Definitely not a new issue, but there’s a new website dedicated to preventing ‘the surrendering of Australian copyright’ that could be effected by Productivity Commission’s upcoming review of Australia’s territorial copyright. It contains some info, including what you can do now that submissions to the Commission have closed.
A couple of weeks ago, I had a conversation with someone about the effects of changing the law on the publishing industry. I agree with the majority of Australian publishers, authors and printers, who think that relinquishing Australian copyright would be extremely detrimental to the local industry in exchange for only an illusory benefit (it’s unlikely that the change would make books substantially cheaper). However, my companion mentioned that a virtually identical law was passed in regards to the music industry. I did a bit of research and came up with a fairly technical article about the Copyright Amendment Act (No 2) 1998 which I’m going to try and read over the weekend.

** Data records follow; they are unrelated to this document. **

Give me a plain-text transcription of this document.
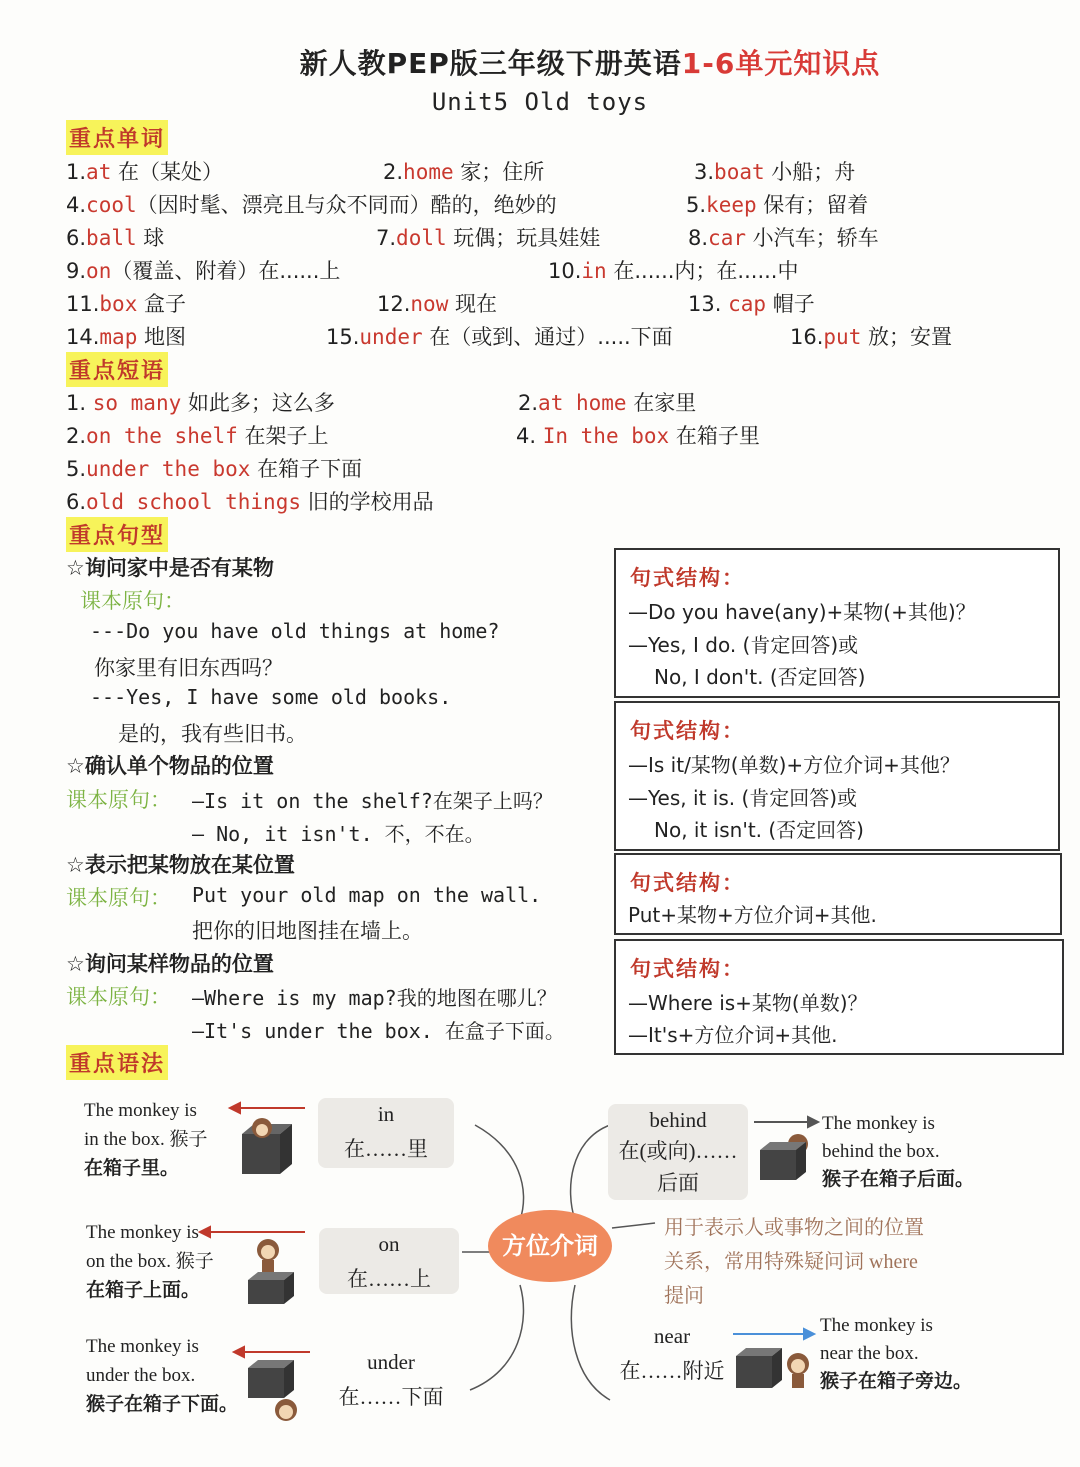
新人教PEP版三年级下册英语1-6单元知识点
Unit5 Old toys
重点单词
1.at 在（某处）	2.home 家；住所	3.boat 小船；舟
4.cool（因时髦、漂亮且与众不同而）酷的，绝妙的	5.keep 保有；留着
6.ball 球	7.doll 玩偶；玩具娃娃	8.car 小汽车；轿车
9.on（覆盖、附着）在......上	10.in 在......内；在......中
11.box 盒子	12.now 现在	13. cap 帽子
14.map 地图	15.under 在（或到、通过）.....下面	16.put 放；安置
重点短语
1. so many 如此多；这么多	2.at home 在家里
2.on the shelf 在架子上	4. In the box 在箱子里
5.under the box 在箱子下面
6.old school things 旧的学校用品
重点句型
☆询问家中是否有某物
课本原句：
---Do you have old things at home?
你家里有旧东西吗？
---Yes, I have some old books.
是的，我有些旧书。
☆确认单个物品的位置
课本原句： —Is it on the shelf?在架子上吗？
— No, it isn't. 不，不在。
☆表示把某物放在某位置
课本原句： Put your old map on the wall.
把你的旧地图挂在墙上。
☆询问某样物品的位置
课本原句： —Where is my map?我的地图在哪儿？
—It's under the box. 在盒子下面。
句式结构：
—Do you have(any)+某物(+其他)？
—Yes, I do. (肯定回答)或
No, I don't. (否定回答)
句式结构：
—Is it/某物(单数)+方位介词+其他？
—Yes, it is. (肯定回答)或
No, it isn't. (否定回答)
句式结构：
Put+某物+方位介词+其他.
句式结构：
—Where is+某物(单数)？
—It's+方位介词+其他.
重点语法
方位介词
in
在……里
on
在……上
under
在……下面
behind
在(或向)……
后面
near
在……附近
用于表示人或事物之间的位置
关系，常用特殊疑问词 where
提问
The monkey is
in the box. 猴子
在箱子里。
The monkey is
on the box. 猴子
在箱子上面。
The monkey is
under the box.
猴子在箱子下面。
The monkey is
behind the box.
猴子在箱子后面。
The monkey is
near the box.
猴子在箱子旁边。
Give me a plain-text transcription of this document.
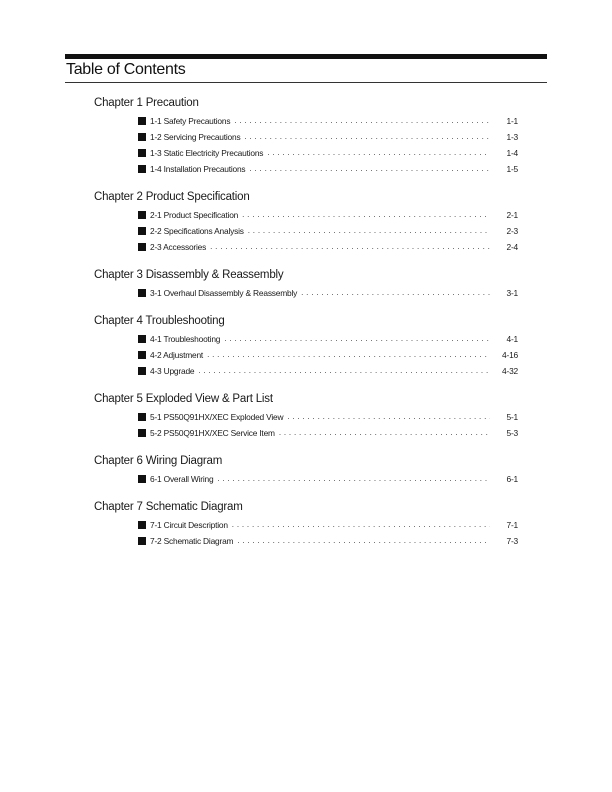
Table of Contents
Chapter 1 Precaution
1-1 Safety Precautions . . .	1-1
1-2 Servicing Precautions . . .	1-3
1-3 Static Electricity Precautions . . .	1-4
1-4 Installation Precautions . . .	1-5
Chapter 2 Product Specification
2-1 Product Specification . . .	2-1
2-2 Specifications Analysis . . .	2-3
2-3 Accessories . . .	2-4
Chapter 3 Disassembly & Reassembly
3-1 Overhaul Disassembly & Reassembly . . .	3-1
Chapter 4 Troubleshooting
4-1 Troubleshooting . . .	4-1
4-2 Adjustment . . .	4-16
4-3 Upgrade . . .	4-32
Chapter 5 Exploded View & Part List
5-1 PS50Q91HX/XEC Exploded View . . .	5-1
5-2 PS50Q91HX/XEC Service Item . . .	5-3
Chapter 6 Wiring Diagram
6-1 Overall Wiring . . .	6-1
Chapter 7 Schematic Diagram
7-1 Circuit Description . . .	7-1
7-2 Schematic Diagram . . .	7-3
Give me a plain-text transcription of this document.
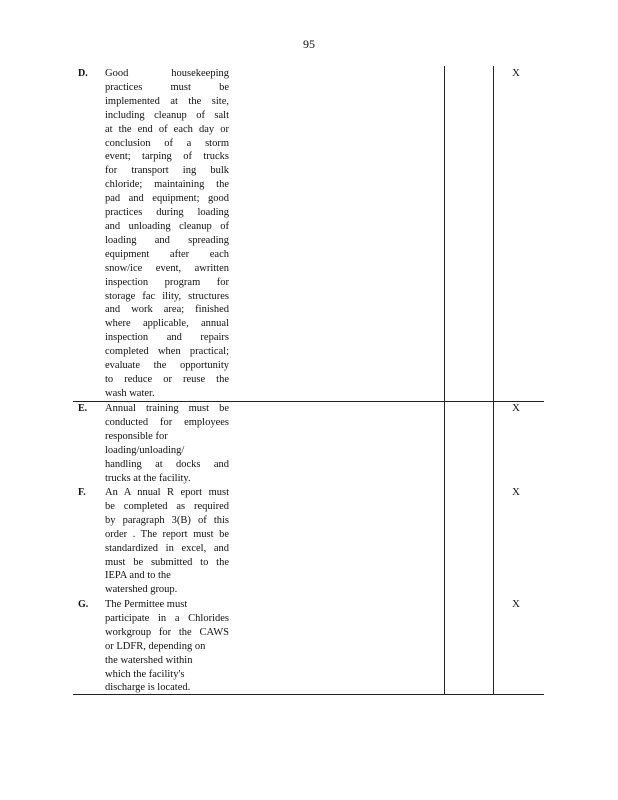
95
D. Good housekeeping
practices must be
implemented at the site,
including cleanup of salt
at the end of each day or
conclusion of a storm
event; tarping of trucks
for transport ing bulk
chloride; maintaining the
pad and equipment; good
practices during loading
and unloading cleanup of
loading and spreading
equipment after each
snow/ice event, awritten
inspection program for
storage fac ility, structures
and work area; finished
where applicable, annual
inspection and repairs
completed when practical;
evaluate the opportunity
to reduce or reuse the
wash water.
X
E. Annual training must be
conducted for employees
responsible for
loading/unloading/
handling at docks and
trucks at the facility.
X
F. An A nnual R eport must
be completed as required
by paragraph 3(B) of this
order . The report must be
standardized in excel, and
must be submitted to the
IEPA and to the
watershed group.
X
G. The Permittee must
participate in a Chlorides
workgroup for the CAWS
or LDFR, depending on
the watershed within
which the facility's
discharge is located.
X
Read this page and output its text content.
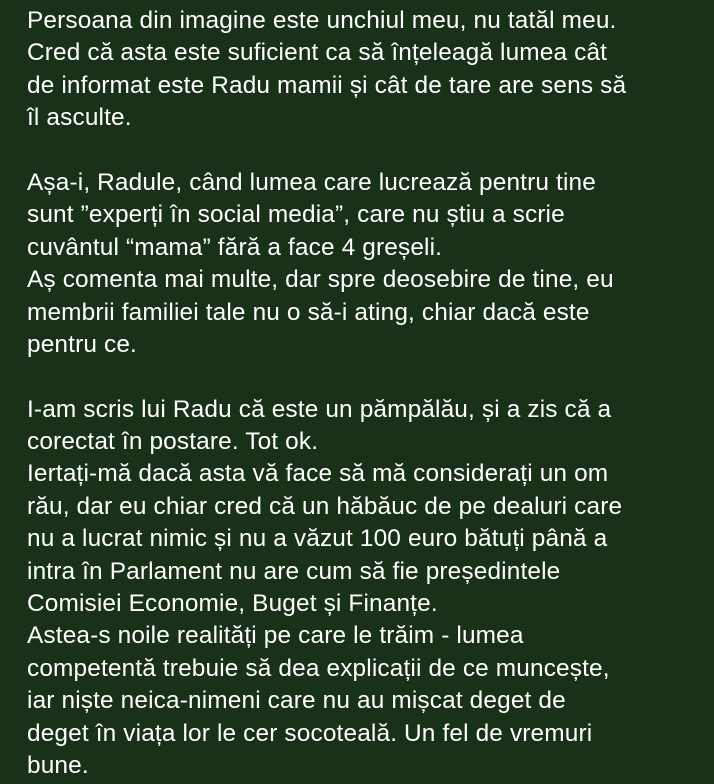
Persoana din imagine este unchiul meu, nu tatăl meu.
Cred că asta este suficient ca să înțeleagă lumea cât
de informat este Radu mamii și cât de tare are sens să
îl asculte.
Așa-i, Radule, când lumea care lucrează pentru tine
sunt ”experți în social media”, care nu știu a scrie
cuvântul “mama” fără a face 4 greșeli.
Aș comenta mai multe, dar spre deosebire de tine, eu
membrii familiei tale nu o să-i ating, chiar dacă este
pentru ce.
I-am scris lui Radu că este un pămpălău, și a zis că a
corectat în postare. Tot ok.
Iertați-mă dacă asta vă face să mă considerați un om
rău, dar eu chiar cred că un hăbăuc de pe dealuri care
nu a lucrat nimic și nu a văzut 100 euro bătuți până a
intra în Parlament nu are cum să fie președintele
Comisiei Economie, Buget și Finanțe.
Astea-s noile realități pe care le trăim - lumea
competentă trebuie să dea explicații de ce muncește,
iar niște neica-nimeni care nu au mișcat deget de
deget în viața lor le cer socoteală. Un fel de vremuri
bune.
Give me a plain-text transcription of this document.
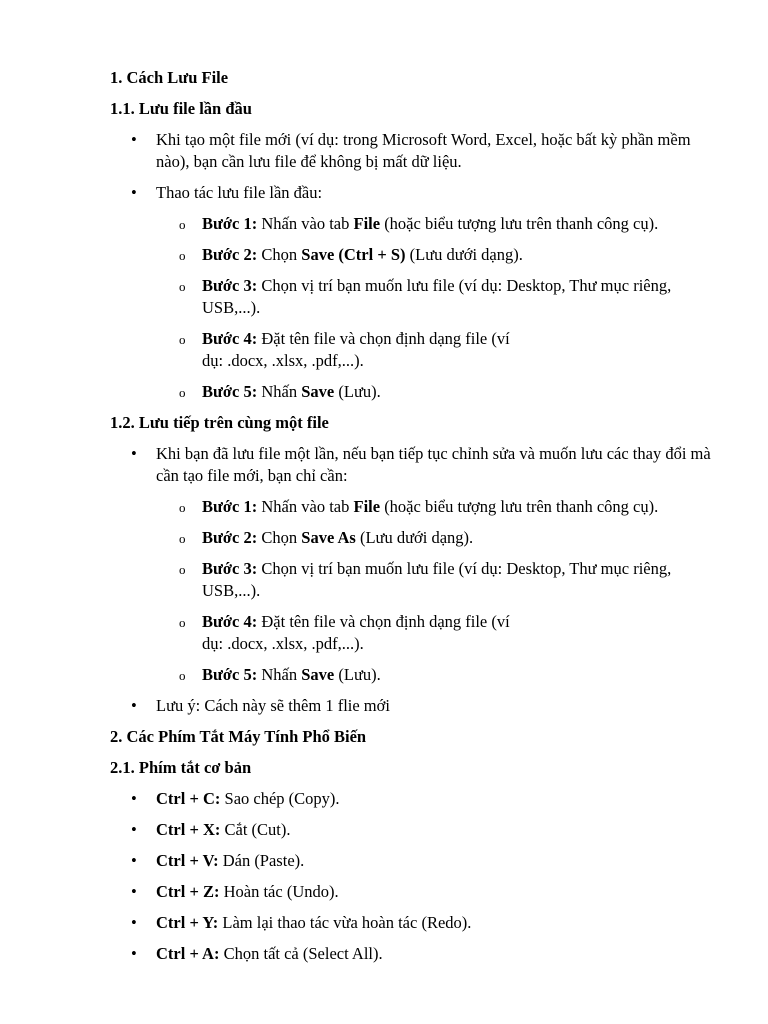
1. Cách Lưu File
1.1. Lưu file lần đầu
• Khi tạo một file mới (ví dụ: trong Microsoft Word, Excel, hoặc bất kỳ phần mềm nào), bạn cần lưu file để không bị mất dữ liệu.
• Thao tác lưu file lần đầu:
o Bước 1: Nhấn vào tab File (hoặc biểu tượng lưu trên thanh công cụ).
o Bước 2: Chọn Save (Ctrl + S) (Lưu dưới dạng).
o Bước 3: Chọn vị trí bạn muốn lưu file (ví dụ: Desktop, Thư mục riêng, USB,...).
o Bước 4: Đặt tên file và chọn định dạng file (ví
dụ: .docx, .xlsx, .pdf,...).
o Bước 5: Nhấn Save (Lưu).
1.2. Lưu tiếp trên cùng một file
• Khi bạn đã lưu file một lần, nếu bạn tiếp tục chỉnh sửa và muốn lưu các thay đổi mà cần tạo file mới, bạn chỉ cần:
o Bước 1: Nhấn vào tab File (hoặc biểu tượng lưu trên thanh công cụ).
o Bước 2: Chọn Save As (Lưu dưới dạng).
o Bước 3: Chọn vị trí bạn muốn lưu file (ví dụ: Desktop, Thư mục riêng, USB,...).
o Bước 4: Đặt tên file và chọn định dạng file (ví
dụ: .docx, .xlsx, .pdf,...).
o Bước 5: Nhấn Save (Lưu).
• Lưu ý: Cách này sẽ thêm 1 flie mới
2. Các Phím Tắt Máy Tính Phổ Biến
2.1. Phím tắt cơ bản
• Ctrl + C: Sao chép (Copy).
• Ctrl + X: Cắt (Cut).
• Ctrl + V: Dán (Paste).
• Ctrl + Z: Hoàn tác (Undo).
• Ctrl + Y: Làm lại thao tác vừa hoàn tác (Redo).
• Ctrl + A: Chọn tất cả (Select All).
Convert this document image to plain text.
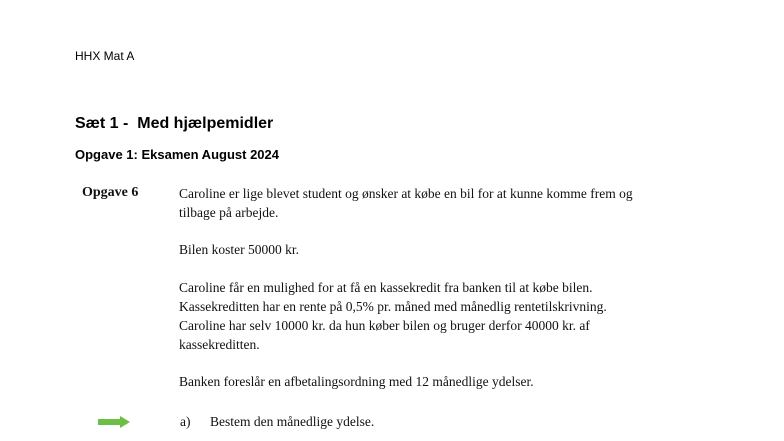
HHX Mat A
Sæt 1 -  Med hjælpemidler
Opgave 1: Eksamen August 2024
Opgave 6	Caroline er lige blevet student og ønsker at købe en bil for at kunne komme frem og
tilbage på arbejde.
Bilen koster 50000 kr.
Caroline får en mulighed for at få en kassekredit fra banken til at købe bilen.
Kassekreditten har en rente på 0,5% pr. måned med månedlig rentetilskrivning.
Caroline har selv 10000 kr. da hun køber bilen og bruger derfor 40000 kr. af
kassekreditten.
Banken foreslår en afbetalingsordning med 12 månedlige ydelser.
a) Bestem den månedlige ydelse.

I’m not sure that the analysis will be directly applicable to the publishing industry, seeing as 60% of books bought by Australians are Australian books, compared with a paltry 10% of music. I have yet to do my big read-up on this stuff, but there are plenty of submissions at the Productivity Commission website to keep you going, if you’re interested. Some big hefty ones from publishers and lots of heartfelt, personal ones from authors.
On another note, the Nestlé Lifesavers icypole is a disappointing ice confection item. Partly the fault of the vendor (too cold and hard) but also contains the least compelling flavours I’ve ever had the misfortune of experiencing in an icypole. Don’t say I didn’t warn you.